Rubano ostie e oggetti sacri. Ma prima insultano la croce

Termoli furto ostieTermoli. Nella Chiesa di San Timoteo, le telecamere interne hanno permesso di risalire a chi qualche giorno fa aveva rubato le ostie, per poi nasconderle in un tombino.
Sono due ragazzi di 18 e 22 anni, già denunciati, che hanno programmato il gesto con attenzione. Prima si sono infilati in chiesa fingendo di pregare. In un secondo momento si sono accaniti contro la croce con parolacce e gesti sacrileghi. “Gesti pesanti […] da configurare persino la scomunica,” assicurano da ambienti ecclesiastici.
Alla fine, il furto.
Date le modalità, non è da nascondere l’utilizzo delle ostie per riti satanici, almeno nelle intenzioni.

***
25 marzo 2013
Messe nere dietro il furto di ostie

Ripresi mentre si esibiscono in gesti volgari contro la Croce

TERMOLI Parolacce e gesti sacrileghi contro la croce, nella chiesa San Timoteo di Termoli. L’ombra dei riti satanici aleggia sul furto di oggetti sacri e delle ostie consacrate, gettate in un tombino e ritrovate dai carabinieri. Per il furto due ragazzi sono stati denunciati, identificati grazie alle telecamere che hanno immortalato le loro gesta sacrileghe. Dalla chiesa i due avevano portato via la pisside e il tabernacolo, ma prima del furto si erano lasciati andare a frasi e gesti che lasciano poco spazio all’immaginazione. A posizionare le telecamere all’interno del luogo sacro il parroco don Benito Giorgetta. L’edificio di culto, infatti, negli ultimi tempi è stato preso di mira diverse volte. I filmati, stavolta, hanno consentito di inchiodare alle proprie responsabilità i due responsabili.
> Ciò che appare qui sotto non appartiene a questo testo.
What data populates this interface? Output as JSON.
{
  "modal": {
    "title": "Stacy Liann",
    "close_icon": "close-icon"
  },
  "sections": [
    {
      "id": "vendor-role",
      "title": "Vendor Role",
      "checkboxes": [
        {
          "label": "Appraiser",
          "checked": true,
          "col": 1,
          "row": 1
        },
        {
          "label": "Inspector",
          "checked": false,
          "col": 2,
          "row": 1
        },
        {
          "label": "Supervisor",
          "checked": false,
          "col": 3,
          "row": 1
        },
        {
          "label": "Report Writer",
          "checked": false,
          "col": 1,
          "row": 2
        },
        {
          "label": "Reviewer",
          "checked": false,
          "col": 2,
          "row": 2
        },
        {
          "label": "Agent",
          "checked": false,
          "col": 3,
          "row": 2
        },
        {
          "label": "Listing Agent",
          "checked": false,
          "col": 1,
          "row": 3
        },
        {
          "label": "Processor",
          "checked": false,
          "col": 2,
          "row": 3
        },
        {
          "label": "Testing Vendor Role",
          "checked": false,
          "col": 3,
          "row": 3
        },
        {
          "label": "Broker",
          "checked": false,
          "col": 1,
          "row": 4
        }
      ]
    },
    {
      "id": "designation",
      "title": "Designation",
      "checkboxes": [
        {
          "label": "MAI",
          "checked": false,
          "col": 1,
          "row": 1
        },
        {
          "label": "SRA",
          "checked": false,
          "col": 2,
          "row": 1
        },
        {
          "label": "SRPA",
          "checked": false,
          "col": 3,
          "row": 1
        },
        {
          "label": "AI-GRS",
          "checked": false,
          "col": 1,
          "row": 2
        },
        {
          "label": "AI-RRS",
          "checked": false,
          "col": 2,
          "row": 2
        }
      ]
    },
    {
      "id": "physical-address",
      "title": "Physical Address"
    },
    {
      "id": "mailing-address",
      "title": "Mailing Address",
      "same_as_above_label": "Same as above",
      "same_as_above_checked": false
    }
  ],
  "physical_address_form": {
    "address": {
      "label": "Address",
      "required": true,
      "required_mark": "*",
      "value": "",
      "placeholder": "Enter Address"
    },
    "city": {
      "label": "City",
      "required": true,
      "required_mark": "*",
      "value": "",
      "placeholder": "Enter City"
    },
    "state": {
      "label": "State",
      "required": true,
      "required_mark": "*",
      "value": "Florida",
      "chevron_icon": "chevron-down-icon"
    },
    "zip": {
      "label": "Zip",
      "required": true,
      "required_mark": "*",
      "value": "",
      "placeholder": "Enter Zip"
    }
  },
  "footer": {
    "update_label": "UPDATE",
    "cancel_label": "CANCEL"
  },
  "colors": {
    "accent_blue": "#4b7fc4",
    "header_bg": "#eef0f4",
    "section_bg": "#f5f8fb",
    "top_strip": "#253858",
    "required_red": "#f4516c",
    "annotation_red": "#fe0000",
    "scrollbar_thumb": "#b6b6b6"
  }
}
Si tratta di due giovani sbandati del posto. Il loro comportamento ha creato più di qualche sconcerto non solo nell’ambiente cattolico e tra i religiosi termolesi, ma anche tra le forze dell’ordine. Non si esclude, a questo punto, la pista del satanismo per quest’ultima incursione furtiva a San Timoteo. I due, A.M. di 22 anni, e la ragazza E.B. di 18 anni, prima di mettere a segno il colpo hanno atteso diverso tempo all’interno del luogo sacro, perchè affollato, e mèta di un andirivieni di fedeli. Durante la mattinata, la giovane ha anche finto di pregare ma appena rimasti soli si sono scagliati con gesti pesanti contro la croce tali, assicurano da ambienti ecclesiastici, da configurare persino la scomunica. Una vicenda che ha gettato un’ombra sinistra sul gesto, che potrebbe non essere semplicemente legato al mondo della droga e alla necessità di raggranellare qualche soldo per comprare la dose. Il furto è stato compiuto il 21 marzo, che nel calendario satanico corrisponde alla «Seconda notte di Tregenda». Una coincidenza, certo, ma tutt’altro che rassicurante. Don Benito, dal canto suo, ha annunciato l’intenzione di voler incontrare i due ragazzi per discutere con loro su quanto accaduto e cercare di riportare le «pecorele» all’ovile. «Non bisogna condannare a priori», ha detto. Intanto gli inquirenti sono decisi a fare luce sulle reali motivazioni alla base del furto.